Holidays and Grief - Let's Talk About It
The holidays are here and they come with some complex emotions for many of us. Grief is one of them. I’m going to get vulnerable with you here and share my holiday grief story and process.
Four years ago my father was facing the rest of his life in prison for a crime that I caught him committing. My father and I had been very close. Me catching him doing something very bad and reporting him, resulted in him facing multiple felonies and fifteen years behind bars. The whole experience was heartbreaking, devastating, and traumatic. The day before his prison sentencing, he chose to end his life.
The holidays are full of grief reminders for me and this tragic story. The day that my life imploded and I discovered his crimes happened the day after Thanksgiving. He ended his life on November 20th. His birthday is December 2nd, and Christmas was his favorite holiday.
I know complicated grief very well, and it has taught me a lot about myself, what it means to love, and what it means to lose. Every year at this time, I prepare myself to ride the grief wave and revisit wounds that are still healing, happy and painful memories, and the most tragic storyline of my life. I’ve learned a thing or two about getting through this time of year, and I’d like so share some of my tips with you in hopes they may be helpful to someone who also finds this time of year tender and complicated.
- Do not hide from your grief. Befriend it. I have learned to see my grief as a dark messenger from beyond. While I don’t consider grief to be my BFF, I do invite it in, welcome it, have a cup of tea with it, and listen to it. Avoiding, denying, or locking it out only creates more hurt for you and others. Let it in.
- Ride the wave. Grief comes in waves. Sometimes it’s a tsunami and sometimes it’s a gentle rock. There is a beginning, middle, and end to that wave. Wherever you are on the wave, remember that it will pass. Things will calm. You will feel happy again. This is just a moment in time.
- Grief is the result of loving. There are two sides to everything, and to open yourself up to love means you open yourself up to grief and loss. When it hurts, remember that it hurts so much because you loved so much. In those moments, try to dually feel the hurt and loss, alongside the love and tenderness. Do not let grief harden you. Let it be a path to the love you felt and still feel.

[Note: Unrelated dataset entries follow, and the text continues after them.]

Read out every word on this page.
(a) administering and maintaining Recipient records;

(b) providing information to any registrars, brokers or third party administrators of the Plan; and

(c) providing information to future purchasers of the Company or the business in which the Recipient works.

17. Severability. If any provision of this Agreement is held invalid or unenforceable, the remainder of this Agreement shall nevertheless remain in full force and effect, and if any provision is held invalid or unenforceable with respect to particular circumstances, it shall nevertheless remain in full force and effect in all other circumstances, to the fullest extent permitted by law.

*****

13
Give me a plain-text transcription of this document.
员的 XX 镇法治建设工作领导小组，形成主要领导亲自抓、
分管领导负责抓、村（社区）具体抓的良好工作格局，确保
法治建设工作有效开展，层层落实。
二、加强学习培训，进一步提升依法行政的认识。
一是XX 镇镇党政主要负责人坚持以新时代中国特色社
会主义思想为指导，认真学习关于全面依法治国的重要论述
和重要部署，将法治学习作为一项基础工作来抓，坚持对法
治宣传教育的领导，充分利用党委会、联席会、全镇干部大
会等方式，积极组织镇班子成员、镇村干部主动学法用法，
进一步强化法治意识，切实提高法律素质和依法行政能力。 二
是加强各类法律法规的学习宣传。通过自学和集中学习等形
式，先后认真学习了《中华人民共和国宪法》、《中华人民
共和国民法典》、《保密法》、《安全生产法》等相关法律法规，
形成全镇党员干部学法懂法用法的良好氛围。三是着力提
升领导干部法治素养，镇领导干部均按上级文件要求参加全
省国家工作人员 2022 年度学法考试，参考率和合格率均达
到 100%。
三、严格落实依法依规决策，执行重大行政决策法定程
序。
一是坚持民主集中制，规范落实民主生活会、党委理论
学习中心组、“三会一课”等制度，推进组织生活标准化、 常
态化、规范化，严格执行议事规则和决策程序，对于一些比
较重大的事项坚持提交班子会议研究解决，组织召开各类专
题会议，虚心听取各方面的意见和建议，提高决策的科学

If you’re feeling the pangs of grief this season, know you are not alone. The older we get the more complex the holidays become. There are layers to our existence and new storylines get added to this time of year. You cannot live a long, happy life without grief. It is guaranteed. But if we change how we relate to grief, relate to those we’ve lost, and how we feel our pain, we can change how grief affects us and others.
Wishing you all of the feels this holiday season.